Doubts about collaboration

Specifically, the court, presided over by judge Manuel Marchena, partially accepts Ben Iazza's appeal, because it understands that "there are reasonable doubts that he knew or conceived in sufficient detail that, through his objectively cooperative actions, he was collaborating with a criminal organization with terrorist purposes" and affirms: "We do not identify enough evidence to allow us to conclude beyond reasonable doubt that the appellant in the end represented that, through his contribution, he would be assisting the terrorist purposes of a criminal organization. Nor do we consider it sufficiently credible that he had a clear suspicion that obliged him to actively question and that, instead of doing this, he deployed a conscious strategy of deliberate ignorance in order to evade his duties of avoidance and take advantage of them to avoid responsibility.”

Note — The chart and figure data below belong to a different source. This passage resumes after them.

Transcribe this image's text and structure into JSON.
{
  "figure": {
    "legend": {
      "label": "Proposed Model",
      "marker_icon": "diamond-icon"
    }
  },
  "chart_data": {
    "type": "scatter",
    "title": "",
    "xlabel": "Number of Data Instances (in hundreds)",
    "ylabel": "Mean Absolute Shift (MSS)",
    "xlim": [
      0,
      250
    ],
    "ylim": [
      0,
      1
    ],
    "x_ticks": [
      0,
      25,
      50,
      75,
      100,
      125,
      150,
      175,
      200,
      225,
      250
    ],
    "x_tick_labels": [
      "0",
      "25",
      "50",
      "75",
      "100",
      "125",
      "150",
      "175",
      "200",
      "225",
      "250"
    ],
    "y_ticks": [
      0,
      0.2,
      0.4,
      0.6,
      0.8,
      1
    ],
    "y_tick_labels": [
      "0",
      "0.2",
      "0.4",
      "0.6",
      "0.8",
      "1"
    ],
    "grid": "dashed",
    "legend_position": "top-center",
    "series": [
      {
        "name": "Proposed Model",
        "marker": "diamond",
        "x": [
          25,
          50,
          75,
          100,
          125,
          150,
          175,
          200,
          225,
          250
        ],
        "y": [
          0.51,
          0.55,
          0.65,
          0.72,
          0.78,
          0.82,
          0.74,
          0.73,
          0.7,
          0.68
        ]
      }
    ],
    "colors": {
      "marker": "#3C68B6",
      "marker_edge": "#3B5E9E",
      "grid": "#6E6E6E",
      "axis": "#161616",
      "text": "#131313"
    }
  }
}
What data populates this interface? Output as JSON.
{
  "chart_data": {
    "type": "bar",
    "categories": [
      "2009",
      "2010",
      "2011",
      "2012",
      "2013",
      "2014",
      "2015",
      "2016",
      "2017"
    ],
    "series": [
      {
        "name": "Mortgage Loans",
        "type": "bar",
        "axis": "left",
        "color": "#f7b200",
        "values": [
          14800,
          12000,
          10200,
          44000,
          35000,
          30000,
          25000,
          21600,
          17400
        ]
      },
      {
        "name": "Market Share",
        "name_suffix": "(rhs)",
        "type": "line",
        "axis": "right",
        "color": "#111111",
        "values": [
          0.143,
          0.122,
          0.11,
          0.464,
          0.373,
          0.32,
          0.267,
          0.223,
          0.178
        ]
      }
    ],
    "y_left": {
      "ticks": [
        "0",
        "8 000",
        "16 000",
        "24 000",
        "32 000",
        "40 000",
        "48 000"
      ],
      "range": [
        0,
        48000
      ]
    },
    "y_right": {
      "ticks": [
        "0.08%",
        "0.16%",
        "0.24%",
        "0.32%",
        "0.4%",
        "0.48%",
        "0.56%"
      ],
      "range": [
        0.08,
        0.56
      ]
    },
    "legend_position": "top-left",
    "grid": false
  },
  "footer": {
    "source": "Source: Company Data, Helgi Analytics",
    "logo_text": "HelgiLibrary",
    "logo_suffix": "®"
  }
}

For this reason, the court has reduced - and greatly - the punishment, so as to convict him "as the author of a crime of cooperation with a terrorist criminal organization due to serious recklessness, because through his behavior, making possible the use of a vehicle and his official ID document which the Ripoll terrorists then used to buy raw materials for explosive, he seriously breached the objective responsibility to care."

Right to the truth is "not damaged"

With regard to the appeals of the two other men convicted, the Supreme Court rejects the request for annulment of the trial held and "rejects damage to the right in the exercise of criminal action".In the judgment, the court states that "the purpose of the trial was configured according to the rules that discipline it and the parties were able to exercise the instruments of control of the non-inculpatory decisions stipulated in the procedural law." For the court, "there is not enough evidence to prove that the defendants could have devised or participated in the murders committed and attempted by other members of the criminal organization", who were brothers and friends radicalized by the imam of Ripoll, Abdelbaki es-Satty.

The court also rules out that the criminal procedure violated the right to the truth as claimed by some of the appellants, considering that the actions followed through the investigation and subsequent prosecution, "due to their thoroughness, extent and jurisdictional control from the very beginning, and without ambiguity, complied with the standards of protection derived from Article 2 of the European Convention on Human Rights where, by logical extension, the right invoked by the victims to the truth is located."

Es-Satty "is not alive"

And, in the face of the criterion set out by one of the appellants, the chamber rules out the conjecture that the imam es-Satty is still alive, responding to all the doubts suggested, ranging from the fact that his mobile phone was not found, the remains buried in the Spanish state and the question of whether the imam was an informer for the Spanish police. In this regard, the court explains that this accepting this thesis means that the "proven facts are discredited (...) And this is done, moreover, starting, it seems, from the idea that the trial process is an omniscient mechanism under which any shadow of doubt can only be interpreted as the product of a deliberate will towards concealment or non-investigation, although, at the same time, it is not identified by whom".